Flash forward 10 years to me in couples therapy talking about a contested decision that was wreaking havoc on my relationship. After explaining how I’d methodically reasoned out the correct answer, I was sure the therapist would turn to my partner and explain that I was clearly right. Because I was.

Instead, he studied me for a minute, and then asked, “Would you rather be right, or would you rather have this relationship?”

As the color drained from my face, I realized this was an aha moment. In my mind, I was trying to get our space shuttle safely to its destination. The concept of picking my battles didn’t come naturally, but you can bet I learned that lesson quickly.

Business is all about picking your fights. Hopefully that’s not a revelation, though given the trend of engineers founding companies (opens in new tab), I worry it might be. For leaders with clear visions of how not to fly into the sun, it can be exceptionally hard to approve a decision you know is suboptimal for the sake of team morale.


Business is all about picking your fights. Hopefully that’s not a revelation.


What’s the Worst That Can Happen?

In my last job, the financial overlords expected gross margins in the 70-80% range on events in my portfolio. That meant new products had to produce margins of about 50% out of the gate or I’d hear from bosses.

Our sales team at the time was young and full of big ideas — most of which I had to shoot down, either because they’d been tried elsewhere and failed or clearly would never make the minimum margin.

There was one concept in particular the team was really big on and had pitched several times. They were sure they could get at least 10 sponsors to buy in. I knew they needed me to greenlight this event, lest they think I’d never say yes to anything and give up trying to pitch me.

So, because they were so excited, and because I calculated we would at least break even financially, I said yes to the event — with conditions: Get buy-in from the audience marketing team, because having a sellable idea is one thing; getting busy attendees to show up is another. Get at least six sponsors by a certain date, and get the operations team to agree it had the bandwidth to create what amounted to a new sub-event.

We got the six sponsors, and operations did its thing. The room looked great. DJ, open bar, carving stations, mood lighting.

I’ve rarely wished harder to be wrong, but I wasn’t. We got only one-third of the audience needed to call the event a success. We had created a product that our attendees didn’t want. We didn’t lose money, but we didn’t delight our sponsors either, and that was an important lesson for the sales team. Just because you can sell it doesn’t mean we can create an expectation-beating product. Particularly in media and events, it’s easy for sales to think a lot about what its clients want and not enough about whether there’s an audience for those products.

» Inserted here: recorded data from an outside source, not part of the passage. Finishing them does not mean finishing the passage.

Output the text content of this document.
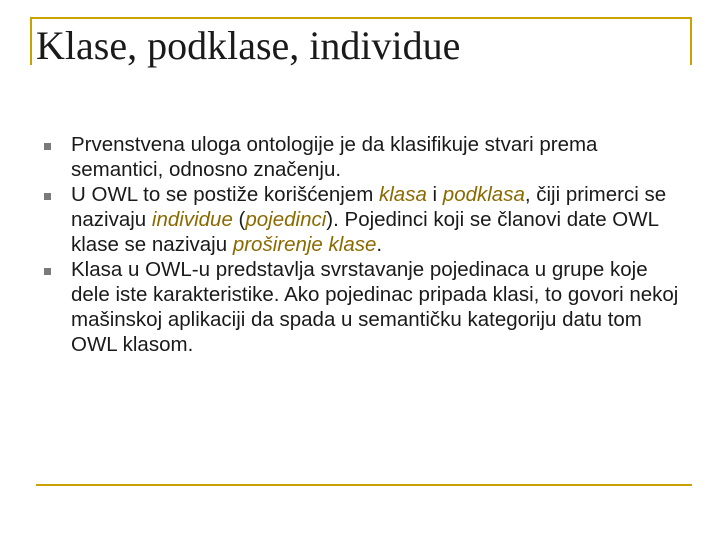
Klase, podklase, individue
Prvenstvena uloga ontologije je da klasifikuje stvari prema semantici, odnosno značenju.
U OWL to se postiže korišćenjem klasa i podklasa, čiji primerci se nazivaju individue (pojedinci). Pojedinci koji se članovi date OWL klase se nazivaju proširenje klase.
Klasa u OWL-u predstavlja svrstavanje pojedinaca u grupe koje dele iste karakteristike. Ako pojedinac pripada klasi, to govori nekoj mašinskoj aplikaciji da spada u semantičku kategoriju datu tom OWL klasom.
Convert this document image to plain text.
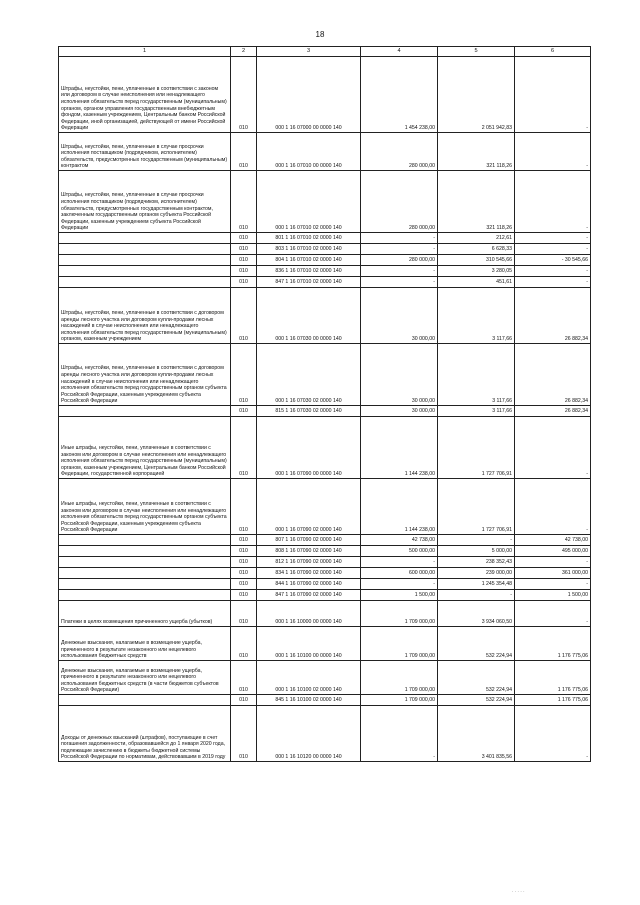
18
1	2	3	4	5	6
Штрафы, неустойки, пени, уплаченные в соответствии с законом или договором в случае неисполнения или ненадлежащего исполнения обязательств перед государственным (муниципальным) органом, органом управления государственным внебюджетным фондом, казенным учреждением, Центральным банком Российской Федерации, иной организацией, действующей от имени Российской Федерации	010	000 1 16 07000 00 0000 140	1 454 238,00	2 051 942,83	-
Штрафы, неустойки, пени, уплаченные в случае просрочки исполнения поставщиком (подрядчиком, исполнителем) обязательств, предусмотренных государственным (муниципальным) контрактом	010	000 1 16 07010 00 0000 140	280 000,00	321 118,26	-
Штрафы, неустойки, пени, уплаченные в случае просрочки исполнения поставщиком (подрядчиком, исполнителем) обязательств, предусмотренных государственным контрактом, заключенным государственным органом субъекта Российской Федерации, казенным учреждением субъекта Российской Федерации	010	000 1 16 07010 02 0000 140	280 000,00	321 118,26	-
	010	801 1 16 07010 02 0000 140	-	212,61	-
	010	803 1 16 07010 02 0000 140	-	6 628,33	-
	010	804 1 16 07010 02 0000 140	280 000,00	310 545,66	- 30 545,66
	010	836 1 16 07010 02 0000 140	-	3 280,05	-
	010	847 1 16 07010 02 0000 140	-	451,61	-
Штрафы, неустойки, пени, уплаченные в соответствии с договором аренды лесного участка или договором купли-продажи лесных насаждений в случае неисполнения или ненадлежащего исполнения обязательств перед государственным (муниципальным) органом, казенным учреждением	010	000 1 16 07030 00 0000 140	30 000,00	3 117,66	26 882,34
Штрафы, неустойки, пени, уплаченные в соответствии с договором аренды лесного участка или договором купли-продажи лесных насаждений в случае неисполнения или ненадлежащего исполнения обязательств перед государственным органом субъекта Российской Федерации, казенным учреждением субъекта Российской Федерации	010	000 1 16 07030 02 0000 140	30 000,00	3 117,66	26 882,34
	010	815 1 16 07030 02 0000 140	30 000,00	3 117,66	26 882,34
Иные штрафы, неустойки, пени, уплаченные в соответствии с законом или договором в случае неисполнения или ненадлежащего исполнения обязательств перед государственным (муниципальным) органом, казенным учреждением, Центральным банком Российской Федерации, государственной корпорацией	010	000 1 16 07090 00 0000 140	1 144 238,00	1 727 706,91	-
Иные штрафы, неустойки, пени, уплаченные в соответствии с законом или договором в случае неисполнения или ненадлежащего исполнения обязательств перед государственным органом субъекта Российской Федерации, казенным учреждением субъекта Российской Федерации	010	000 1 16 07090 02 0000 140	1 144 238,00	1 727 706,91	-
	010	807 1 16 07090 02 0000 140	42 738,00	-	42 738,00
	010	808 1 16 07090 02 0000 140	500 000,00	5 000,00	495 000,00
	010	812 1 16 07090 02 0000 140	-	238 352,43	-
	010	834 1 16 07090 02 0000 140	600 000,00	239 000,00	361 000,00
	010	844 1 16 07090 02 0000 140	-	1 245 354,48	-
	010	847 1 16 07090 02 0000 140	1 500,00	-	1 500,00
Платежи в целях возмещения причиненного ущерба (убытков)	010	000 1 16 10000 00 0000 140	1 709 000,00	3 934 060,50	-
Денежные взыскания, налагаемые в возмещение ущерба, причиненного в результате незаконного или нецелевого использования бюджетных средств	010	000 1 16 10100 00 0000 140	1 709 000,00	532 224,94	1 176 775,06
Денежные взыскания, налагаемые в возмещение ущерба, причиненного в результате незаконного или нецелевого использования бюджетных средств (в части бюджетов субъектов Российской Федерации)	010	000 1 16 10100 02 0000 140	1 709 000,00	532 224,94	1 176 775,06
	010	845 1 16 10100 02 0000 140	1 709 000,00	532 224,94	1 176 775,06
Доходы от денежных взысканий (штрафов), поступающие в счет погашения задолженности, образовавшейся до 1 января 2020 года, подлежащие зачислению в бюджеты бюджетной системы Российской Федерации по нормативам, действовавшим в 2019 году	010	000 1 16 10120 00 0000 140	-	3 401 835,56	-
. . . . .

But that’s a topic for another column.

Bottom line: As long as the worst case isn’t all that catastrophic, leaders need to let their people fly — even if they’re pretty sure the idea will miss the mark.


As long as the worst case isn’t all that catastrophic, leaders need to let their people fly — even if they’re pretty sure the idea will miss the mark.


The first reason to do so: You might be wrong. Perhaps you’re missing an opportunity that the team sees. If right, it’s a teachable moment for the team. What went south? How should we think about our customers, our opportunities and long-term success?

Allowing your team to miss the mark is also a chance to help them grasp what you were saying that they weren’t hearing, and in so doing, gain respect for your process and improve how they vet ideas. In this case, approving that tenuous event helped a young team mature quickly. There’s nothing like standing on stage talking to a room that’s one-quarter filled to focus the mind on exactly how one landed in that position. You can bet I made sure the team members who wanted this product were on stage. No hiding behind the DJ.

Fortunately, this was a limited misstep in the context of a very successful event. While the product didn’t come close to making margin, the situation led to more nuanced discussions going forward.

Controlled failures teach us a lot, at every point in our lives. They are the course corrections we remember. Leaders sometimes protect their people too much. Dare to let your team learn the hard way.